I have once before written a reporter about this (yes, politely), and he was very gracious in his response. I might come across here like I'm angry about it (because I kind of am; more so annoyed), but have written to reporters in the spirit of educating them, as I have been educated along the way.

Here's what I sent them, from Adoptive Families Magazine:

"The way we talk—and the words we choose—say a lot about what we think and value. When we use positive adoption language, we say that adoption is a way to build a family just as birth is. Both are important, but one is not more important than the other. Choose the following positive adoption language instead of the negative talk that helps perpetuate the myth that adoption is second best. By using positive adoption language, you’ll reflect the true nature of adoption, free of innuendo."

[then there's a list of positive and negative language that I can't seem to paste in here, but it includes things like using the term "birth parent" instead of "real parent"--if you're interested in the list, go here.

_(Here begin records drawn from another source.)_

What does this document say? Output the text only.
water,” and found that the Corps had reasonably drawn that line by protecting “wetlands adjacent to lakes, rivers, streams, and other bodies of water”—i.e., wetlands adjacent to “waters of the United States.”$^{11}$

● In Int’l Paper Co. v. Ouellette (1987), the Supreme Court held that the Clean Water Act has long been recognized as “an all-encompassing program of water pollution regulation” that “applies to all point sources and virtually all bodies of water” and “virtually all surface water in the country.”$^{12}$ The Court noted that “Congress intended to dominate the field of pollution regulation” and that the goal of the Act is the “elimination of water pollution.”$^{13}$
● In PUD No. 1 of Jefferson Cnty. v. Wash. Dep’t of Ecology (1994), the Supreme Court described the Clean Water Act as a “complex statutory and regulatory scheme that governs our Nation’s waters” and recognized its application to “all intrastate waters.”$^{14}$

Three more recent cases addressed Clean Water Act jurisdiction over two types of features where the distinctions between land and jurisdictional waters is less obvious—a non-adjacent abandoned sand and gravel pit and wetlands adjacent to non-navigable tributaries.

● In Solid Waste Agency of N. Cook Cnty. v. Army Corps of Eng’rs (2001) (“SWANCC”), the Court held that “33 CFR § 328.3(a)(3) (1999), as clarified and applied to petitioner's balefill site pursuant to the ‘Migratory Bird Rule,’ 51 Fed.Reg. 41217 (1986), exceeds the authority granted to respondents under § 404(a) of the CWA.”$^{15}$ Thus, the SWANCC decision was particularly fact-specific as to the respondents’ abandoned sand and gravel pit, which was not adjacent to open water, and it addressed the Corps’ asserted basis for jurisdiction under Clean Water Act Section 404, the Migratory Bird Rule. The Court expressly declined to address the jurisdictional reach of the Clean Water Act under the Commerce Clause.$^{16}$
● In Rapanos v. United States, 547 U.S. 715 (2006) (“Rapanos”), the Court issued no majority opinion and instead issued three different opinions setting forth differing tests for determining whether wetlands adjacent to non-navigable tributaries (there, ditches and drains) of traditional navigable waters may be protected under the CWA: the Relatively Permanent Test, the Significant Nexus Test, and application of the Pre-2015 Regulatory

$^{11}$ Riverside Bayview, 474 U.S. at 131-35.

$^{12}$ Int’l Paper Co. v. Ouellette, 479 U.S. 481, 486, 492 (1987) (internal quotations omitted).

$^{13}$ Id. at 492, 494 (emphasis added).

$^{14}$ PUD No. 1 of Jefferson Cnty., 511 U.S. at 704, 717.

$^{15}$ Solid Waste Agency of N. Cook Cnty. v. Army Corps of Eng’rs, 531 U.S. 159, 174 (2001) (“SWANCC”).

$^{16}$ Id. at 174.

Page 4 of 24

More from Adoptive Families magazine:

"Words not only convey facts, they also evoke feelings. When a TV movie talks about a "custody battle" between "real parents" and "other parents," society gets the wrong impression that only birthparents are real parents and that adoptive parents aren’t real parents. Members of society may also wrongly conclude that all adoptions are "battles." Positive adoption language can stop the spread of misconceptions such as these. By using positive adoption language, we educate others about adoption. We choose emotionally "correct" words over emotionally-laden words. We speak and write in positive adoption language with the hopes of impacting others so that this language will someday become the norm."

*Update* Just got this from the reporter:
"Thank you so much for the correction. I'll make sure to change it immediately. I really do appreciate it. Thanks and have a great day."